Today we welcome Steampunk author Seleste deLaney who’s going to talk about a subject near and dear to my heart.
Seleste deLaney started on her career path as a young child. Stories of talking animals soon gave way to a love of superheroes and science fiction. Her first foray into the world of romance came at age twelve when she envisioned a sweeping epic love story of two people thrust together and torn apart again and again by fate. As she recalls, the plan was for them to admit their love on his deathbed. But, as is often the case with pre-teen girls, a story of that depth gave way to other pursuits, and sadly it is completely lost other than vague memories. After that, she occupied herself with short stories for a while, and then poetry until after she had earned a degree in chemistry, spent time as a high school teacher, and became a mother of two. Then she delved into writing fiction once more. She never lost her love of the fantastic, and her stories now always reach into other realms. The worlds and people she creates occupy as much of her time as the real world, and she is most fortunate to have a family that understands her idiosyncrasies and loves her anyway.
Gun-Modding for the Artistically Challenged
by Seleste deLaney
For the Romantic Times convention, I dressed as a steampunk vampire hunter for one of the balls. I was supposed to have a crossbow, but that plan fell through at the last minute and I was in need of weapons. Since they had to fit in my suitcase (and I am bad at spending money), I bought a cute little derringer from Etsy. But it was so cute and so little (and didn’t fire darts like it should), I decided I should have a second one and set about modding it myself.

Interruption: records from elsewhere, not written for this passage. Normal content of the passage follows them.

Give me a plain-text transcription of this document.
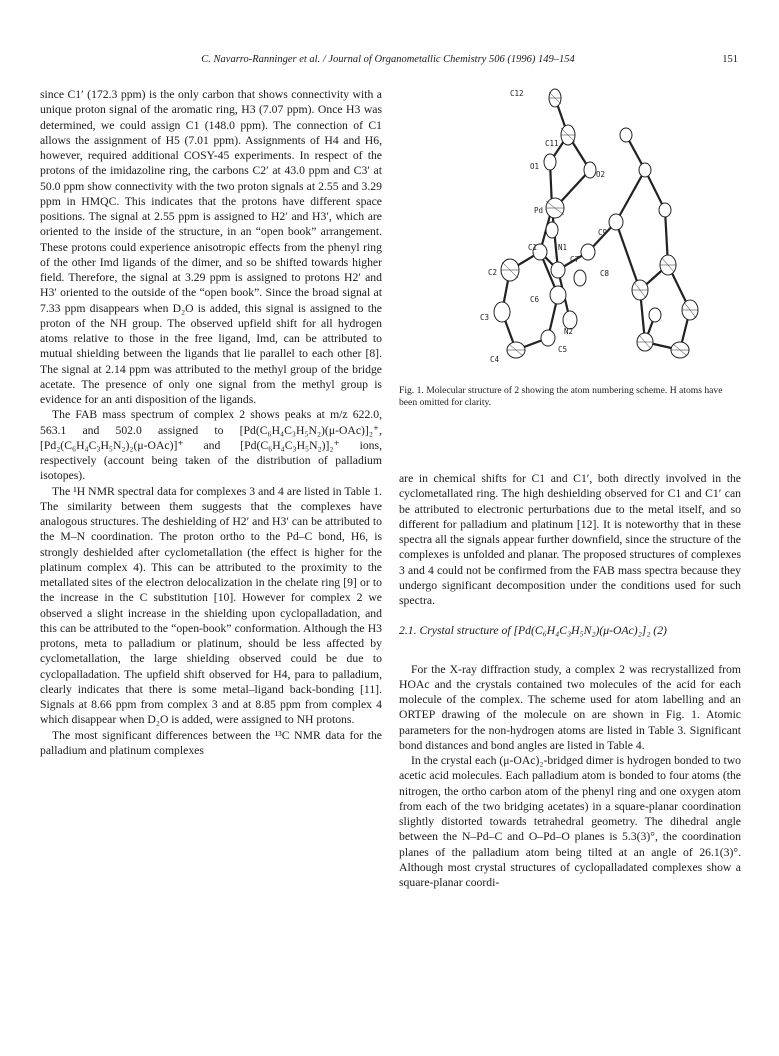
C. Navarro-Ranninger et al. / Journal of Organometallic Chemistry 506 (1996) 149–154	151

since C1′ (172.3 ppm) is the only carbon that shows connectivity with a unique proton signal of the aromatic ring, H3 (7.07 ppm). Once H3 was determined, we could assign C1 (148.0 ppm). The connection of C1 allows the assignment of H5 (7.01 ppm). Assignments of H4 and H6, however, required additional COSY-45 experiments. In respect of the protons of the imidazoline ring, the carbons C2′ at 43.0 ppm and C3′ at 50.0 ppm show connectivity with the two proton signals at 2.55 and 3.29 ppm in HMQC. This indicates that the protons have different space positions. The signal at 2.55 ppm is assigned to H2′ and H3′, which are oriented to the inside of the structure, in an “open book” arrangement. These protons could experience anisotropic effects from the phenyl ring of the other Imd ligands of the dimer, and so be shifted towards higher field. Therefore, the signal at 3.29 ppm is assigned to protons H2′ and H3′ oriented to the outside of the “open book”. Since the broad signal at 7.33 ppm disappears when D₂O is added, this signal is assigned to the proton of the NH group. The observed upfield shift for all hydrogen atoms relative to those in the free ligand, Imd, can be attributed to mutual shielding between the ligands that lie parallel to each other [8]. The signal at 2.14 ppm was attributed to the methyl group of the bridge acetate. The presence of only one signal from the methyl group is evidence for an anti disposition of the ligands.

The FAB mass spectrum of complex 2 shows peaks at m/z 622.0, 563.1 and 502.0 assigned to [Pd(C₆H₄C₃H₅N₂)(μ-OAc)]₂⁺, [Pd₂(C₆H₄C₃H₅N₂)₂(μ-OAc)]⁺ and [Pd(C₆H₄C₃H₅N₂)]₂⁺ ions, respectively (account being taken of the distribution of palladium isotopes).

The ¹H NMR spectral data for complexes 3 and 4 are listed in Table 1. The similarity between them suggests that the complexes have analogous structures. The deshielding of H2′ and H3′ can be attributed to the M–N coordination. The proton ortho to the Pd–C bond, H6, is strongly deshielded after cyclometallation (the effect is higher for the platinum complex 4). This can be attributed to the proximity to the metallated sites of the electron delocalization in the chelate ring [9] or to the increase in the C substitution [10]. However for complex 2 we observed a slight increase in the shielding upon cyclopalladation, and this can be attributed to the “open-book” conformation. Although the H3 protons, meta to palladium or platinum, should be less affected by cyclometallation, the large shielding observed could be due to cyclopalladation. The upfield shift observed for H4, para to palladium, clearly indicates that there is some metal–ligand back-bonding [11]. Signals at 8.66 ppm from complex 3 and at 8.85 ppm from complex 4 which disappear when D₂O is added, were assigned to NH protons.

The most significant differences between the ¹³C NMR data for the palladium and platinum complexes

C12
C11
O1
O2
Pd
C9
N1
C1
C2
C7
C8
C6
C3
N2
C5
C4
Fig. 1. Molecular structure of 2 showing the atom numbering scheme. H atoms have been omitted for clarity.

are in chemical shifts for C1 and C1′, both directly involved in the cyclometallated ring. The high deshielding observed for C1 and C1′ can be attributed to electronic perturbations due to the metal itself, and so different for palladium and platinum [12]. It is noteworthy that in these spectra all the signals appear further downfield, since the structure of the complexes is unfolded and planar. The proposed structures of complexes 3 and 4 could not be confirmed from the FAB mass spectra because they undergo significant decomposition under the conditions used for such spectra.

2.1. Crystal structure of [Pd(C₆H₄C₃H₅N₂)(μ-OAc)₂]₂ (2)

For the X-ray diffraction study, a complex 2 was recrystallized from HOAc and the crystals contained two molecules of the acid for each molecule of the complex. The scheme used for atom labelling and an ORTEP drawing of the molecule on are shown in Fig. 1. Atomic parameters for the non-hydrogen atoms are listed in Table 3. Significant bond distances and bond angles are listed in Table 4.

In the crystal each (μ-OAc)₂-bridged dimer is hydrogen bonded to two acetic acid molecules. Each palladium atom is bonded to four atoms (the nitrogen, the ortho carbon atom of the phenyl ring and one oxygen atom from each of the two bridging acetates) in a square-planar coordination slightly distorted towards tetrahedral geometry. The dihedral angle between the N–Pd–C and O–Pd–O planes is 5.3(3)°, the coordination planes of the palladium atom being tilted at an angle of 26.1(3)°. Although most crystal structures of cyclopalladated complexes show a square-planar coordi-
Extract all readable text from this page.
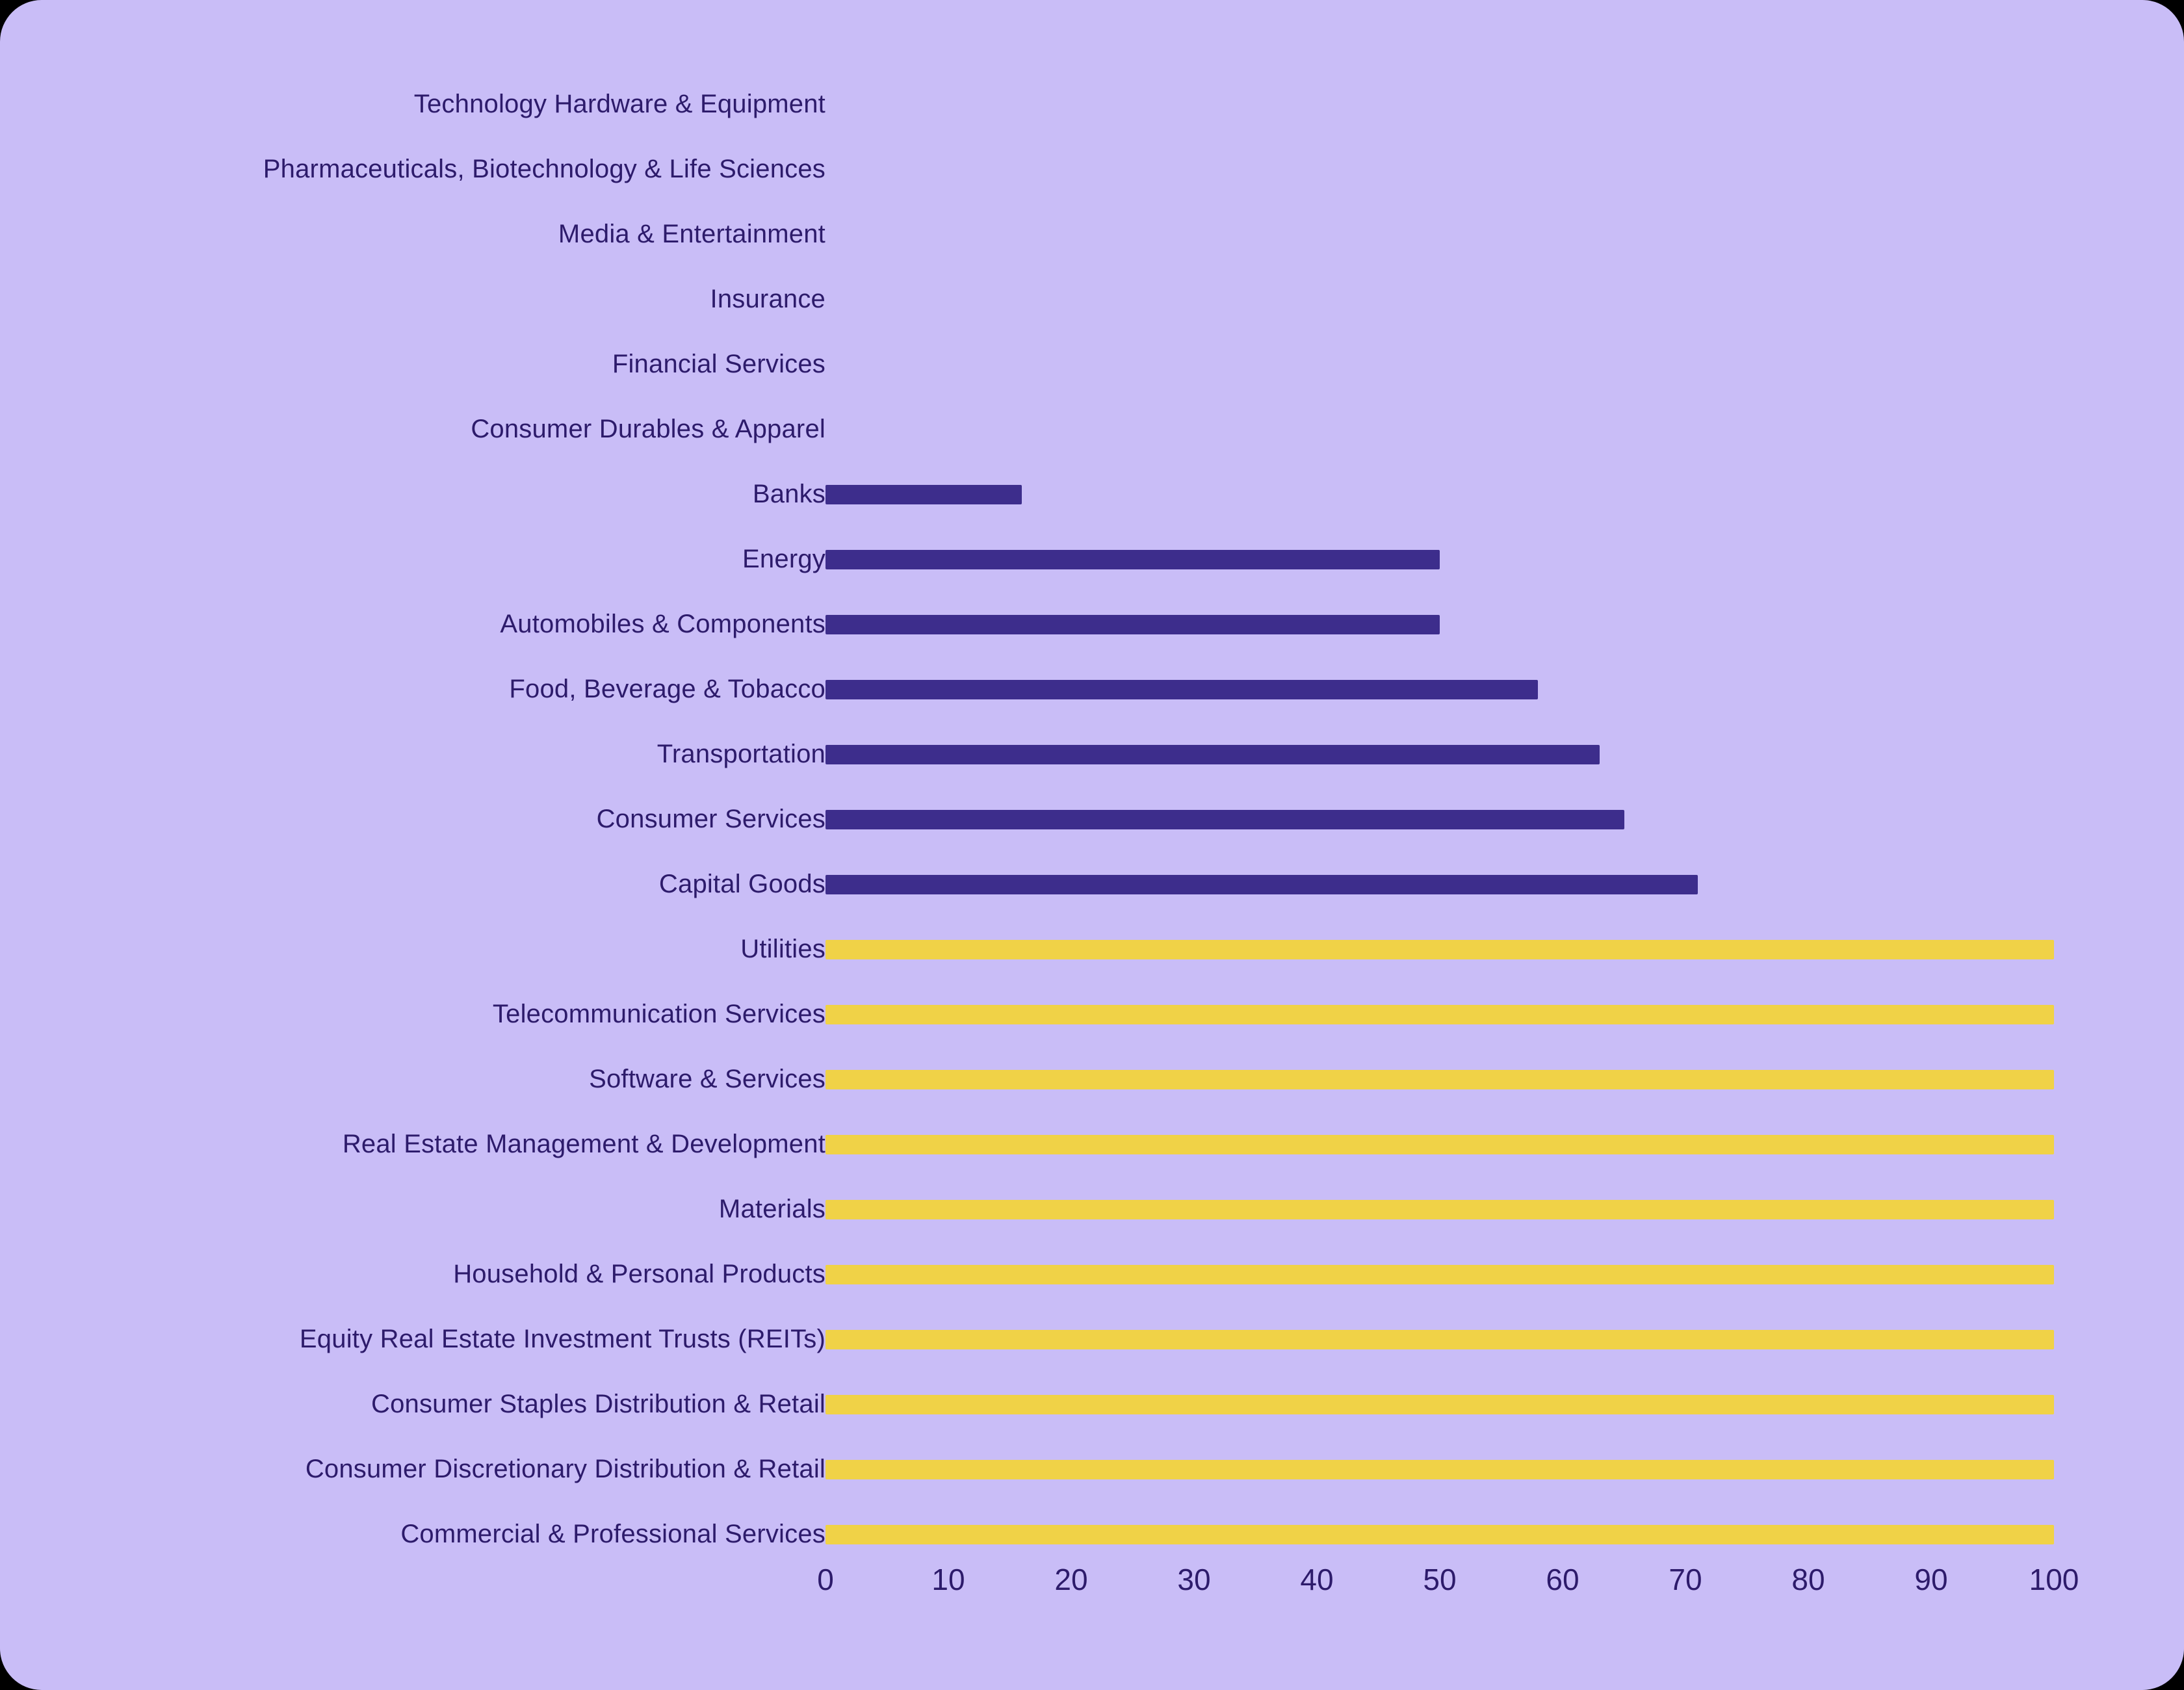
Technology Hardware & Equipment
Pharmaceuticals, Biotechnology & Life Sciences
Media & Entertainment
Insurance
Financial Services
Consumer Durables & Apparel
Banks
Energy
Automobiles & Components
Food, Beverage & Tobacco
Transportation
Consumer Services
Capital Goods
Utilities
Telecommunication Services
Software & Services
Real Estate Management & Development
Materials
Household & Personal Products
Equity Real Estate Investment Trusts (REITs)
Consumer Staples Distribution & Retail
Consumer Discretionary Distribution & Retail
Commercial & Professional Services
0	10	20	30	40	50	60	70	80	90	100
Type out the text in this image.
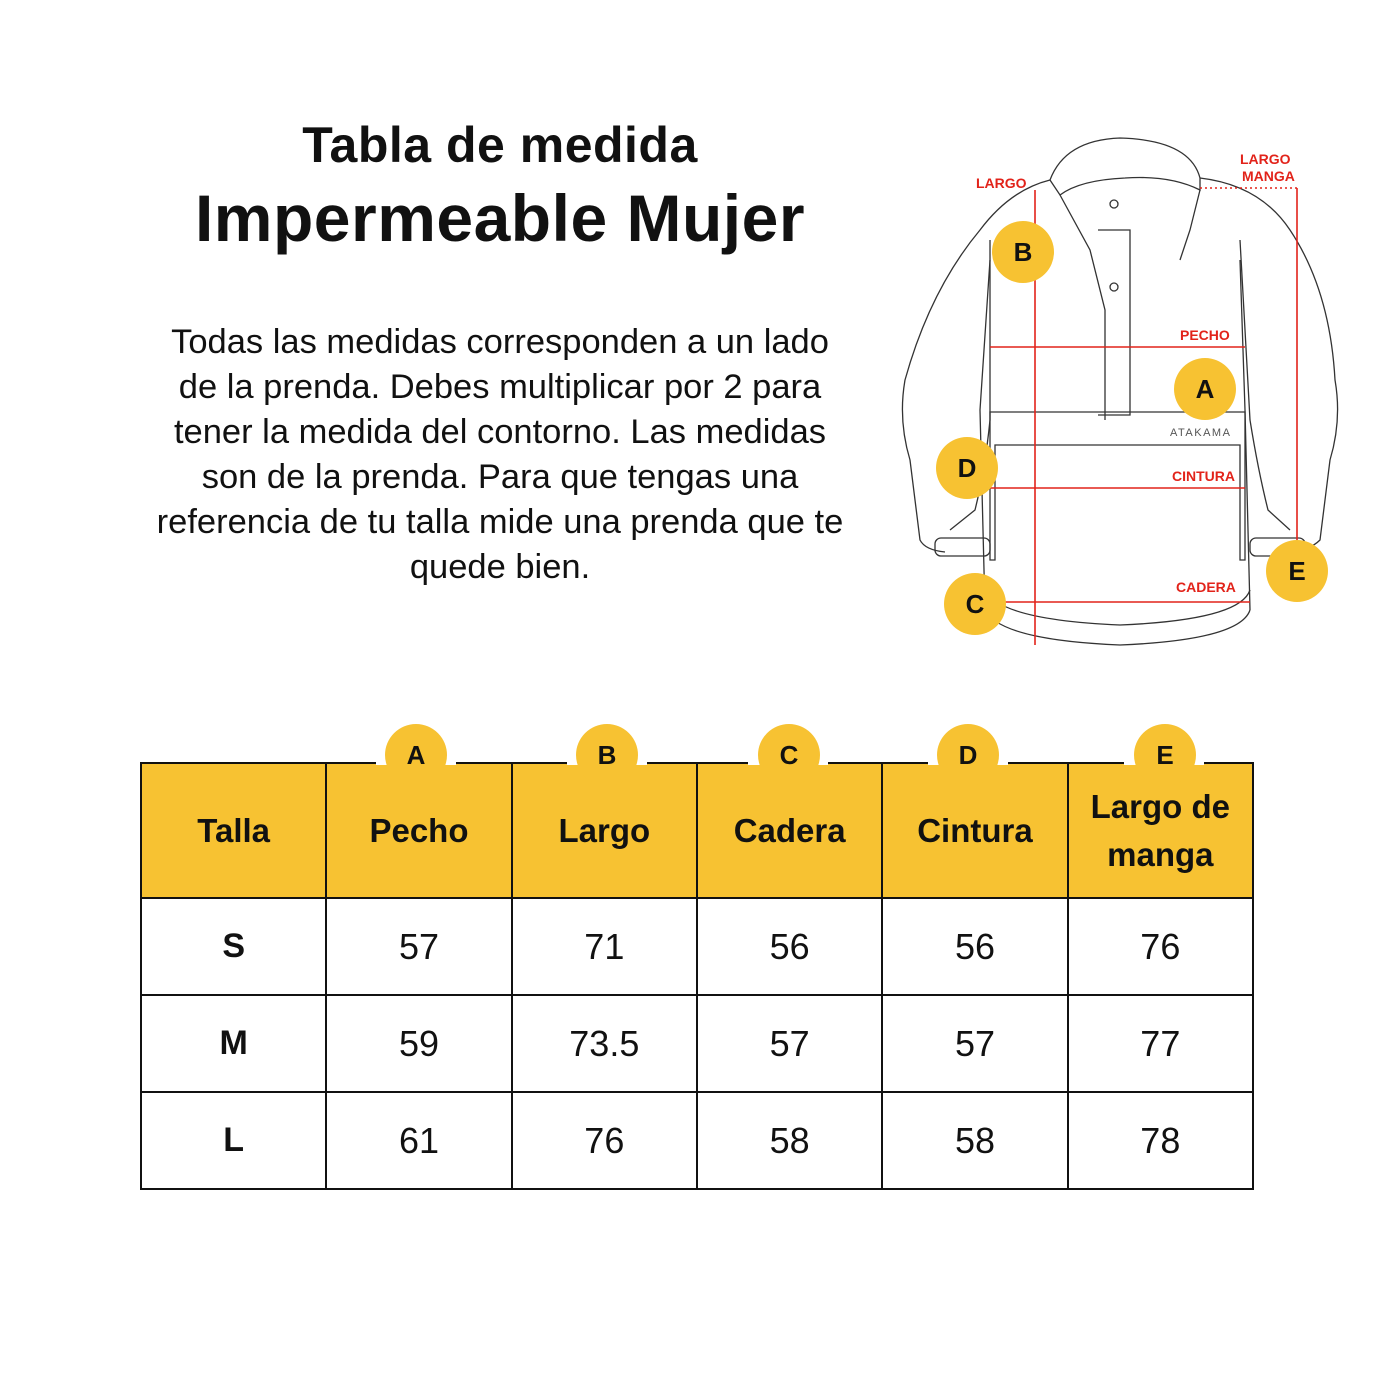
Tabla de medida
Impermeable Mujer
Todas las medidas corresponden a un lado de la prenda. Debes multiplicar por 2 para tener la medida del contorno. Las medidas son de la prenda. Para que tengas una referencia de tu talla mide una prenda que te quede bien.
ATAKAMA
LARGO
LARGO
MANGA
PECHO
CINTURA
CADERA
B
A
D
E
C
Talla	Pecho	Largo	Cadera	Cintura	Largo de manga
S	57	71	56	56	76
M	59	73.5	57	57	77
L	61	76	58	58	78
A	B	C	D	E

Now I’m preparing to dress as Ever, my heroine from Badlands, for FanExpo in a couple weeks and she’d probably laugh if someone handed her a derringer. I checked out Etsy and found a fabulous gun…for $70 plus shipping. Now this isn’t to say the gun isn’t worth that. The thing is gorgeous (and big). But there’s that thing about me not liking to spend money coupled with the fact that my son had the base weapon on his loft in our basement.
So yes, I decided to give it another go. Only this time, I’ve learned a few things.
1) The first thing I learned is practice weapons are good. Get some cheap ones and see what you’d do if you were just winging it.
2) Apparently the cheap guns (non-Nerf) don’t hold onto the paint as well, so don’t expect your practice ones to hold up well.
3) Basecoats are a beautiful thing. For the new one, I sprayed everything with a light brown Krylon to start. It’s a good color because even if it shows through, it kind of looks like it should be there.
4) Paintbrush variety if you’re hand painting is good. I don’t like to take the guns apart, so spraying only works as a basecoat for me.
5) I suck at detail work. When I mentioned artistically-challenged, I meant it. I don’t have the patience for detail work. What that means is:
- Embrace what I can do. I like adding a little bit of gold rubbing on places where more artsy people would do some detail work. It still adds interest without making me cry or pull my hair out.
- Work around what I can’t. The really nice lines between the raised pieces? I can’t do it in black because I will screw them up, but a slightly darker brown just for a bit of contrast will work.
- Strive for perfect imperfection. A lot of modded weapons have a “worn” look to them. Artsy people have to try to get that by doing extra steps. The artistically challenged people have it easier. If we try to make ours perfect, odds are it’ll have just enough imperfections to fall under this header. WIN!
6) Don’t forget a finish coat. After all the paint is very dry, spray it with clear coat. If you’re adding little baubles, I’d spray before AND after. (Might be wrong, but if the bauble pops off, hopefully that way it won’t take all the paint with it)
7) Don’t rush the drying process. For RT, I only had a couple days and things weren’t “finished”. For FanExpo, I’m getting it done well over a week in advance so I have time to let it sit before I touch it again.
Now, I won’t pretend that my homemade gun is going to rock as much as the one on Etsy, but I also didn’t spend $80 on something I may break or forget while I’m in Canada. Plus, my kids are going to want to play with it, so better it’s one of their toys in the first place.
Do any of you have advice for novice modders? Or horror stories? Or want to smack me over the head with a tesla because I’m being silly?